Remember what Eisenhower (quoted by the Schmemann article) said: "Religion is helpful, and I don't care which one it is." And isn't it ironic how similar this is to the Marxist view of religion as populistic opium?

GP
fdj said…
"Religion is helpful, and I don't care which one it is." And isn't it ironic how similar this is to the Marxist view of religion as populistic opium?

YES! Excellent and hold this thought for monday because it plays right into my thought process...crazy though it may be!
Samuel Skinner said…
If I remeber correctly, religion wasn't banned in the Soviet Union, just watched very closely. Sort of like China know, where religion is considered good because it "promotes social harmony". Yes, China is doing the "openly evil sounding"- they got rid of many of the socialistic programs like health and education.

So, communist countries aren't a good example- the exception being Albania where their leader becided he would make his countiry the world's first atheist state... and he succeded. "We might not be able to destroy an idea... but we can kill everyone who believes in it and burn all their books".

As for wealth distribution and inequality, it may surprise you to learn that the US had a decreasing amount of inequality up to the 70s.

Honestly, this is ignorant slippery slope thinking.

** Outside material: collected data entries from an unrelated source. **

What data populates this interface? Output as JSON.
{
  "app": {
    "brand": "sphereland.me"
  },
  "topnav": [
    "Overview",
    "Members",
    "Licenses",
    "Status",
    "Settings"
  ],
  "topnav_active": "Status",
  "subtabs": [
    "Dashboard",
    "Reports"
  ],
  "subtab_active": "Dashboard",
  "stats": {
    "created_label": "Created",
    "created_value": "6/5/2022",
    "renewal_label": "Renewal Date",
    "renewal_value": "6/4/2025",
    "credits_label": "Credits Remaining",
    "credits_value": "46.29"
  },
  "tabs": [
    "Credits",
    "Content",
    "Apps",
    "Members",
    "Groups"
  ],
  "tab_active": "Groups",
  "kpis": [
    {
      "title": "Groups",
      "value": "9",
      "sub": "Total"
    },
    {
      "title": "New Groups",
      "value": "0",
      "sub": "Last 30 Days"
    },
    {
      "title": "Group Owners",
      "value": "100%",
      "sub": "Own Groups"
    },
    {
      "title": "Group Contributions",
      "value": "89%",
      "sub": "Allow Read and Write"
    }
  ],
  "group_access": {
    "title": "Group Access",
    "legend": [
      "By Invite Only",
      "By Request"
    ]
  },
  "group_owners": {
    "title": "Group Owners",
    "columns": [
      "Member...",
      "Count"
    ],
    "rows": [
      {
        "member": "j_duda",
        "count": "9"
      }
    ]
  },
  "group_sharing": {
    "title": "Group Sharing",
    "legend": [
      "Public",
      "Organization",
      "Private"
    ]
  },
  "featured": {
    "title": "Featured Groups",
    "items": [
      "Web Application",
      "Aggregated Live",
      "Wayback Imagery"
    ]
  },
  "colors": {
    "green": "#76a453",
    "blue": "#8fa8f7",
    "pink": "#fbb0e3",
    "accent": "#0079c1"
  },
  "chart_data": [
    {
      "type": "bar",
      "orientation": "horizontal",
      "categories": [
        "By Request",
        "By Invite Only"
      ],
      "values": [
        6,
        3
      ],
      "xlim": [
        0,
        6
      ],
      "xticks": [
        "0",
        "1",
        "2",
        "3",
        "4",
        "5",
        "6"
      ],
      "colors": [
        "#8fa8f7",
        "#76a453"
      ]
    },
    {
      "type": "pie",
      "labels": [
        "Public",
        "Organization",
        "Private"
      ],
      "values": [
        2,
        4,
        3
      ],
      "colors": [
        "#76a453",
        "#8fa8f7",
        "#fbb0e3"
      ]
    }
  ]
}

Atheists will not ban religion nor will the set up a Stalinist state. Honestly you should be more worried about libertarians- those guys would make the police a private industry.
Anonymous said…
Samuel,

You don't remember correctly. Lenin and Trotsky uprooted religion viciously up to 1921 or so, when there was a brief pause, and then again Stalin in the 30s removed almost all remainders. The Russian Church had something like 50,000 churches pre-Revolution and hundreds of seminaries, and these were reduced to handful by 1940.

- Steve Knowlton
fdj said…
I think we covered this before...Albania failed in remaining an atheist state. I think I offered stats in a previous post.

But, yes, Steve is right the Soviets had an up and down history of actively trying to eliminate religion...but it always held it in disdain. It's a principle of Marxism and the communist party. Check the book out that I reference - worthy read. Astonishing persecution that Pagan Romans could not hope to compete with.

Honestly, this is ignorant slippery slope thinking. Atheists will not ban religion nor will the set up a Stalinist state.

Well since we are being honest: Samuel, I think you missed my point entirely. I'm not wringing my hands herein about atheists imposing their religion on me, nor am I too terribly worried about a Stalinist state. I won't repeat....reread please. I'm noting that what Lenin and Marx wanted to accomplish (elimination of religious faith) with communism, we may well be essentially doing with capitalism.

you should be more worried about libertarians- those guys would make the police a private industry.

Oh, not all of us would wish that...I assure you.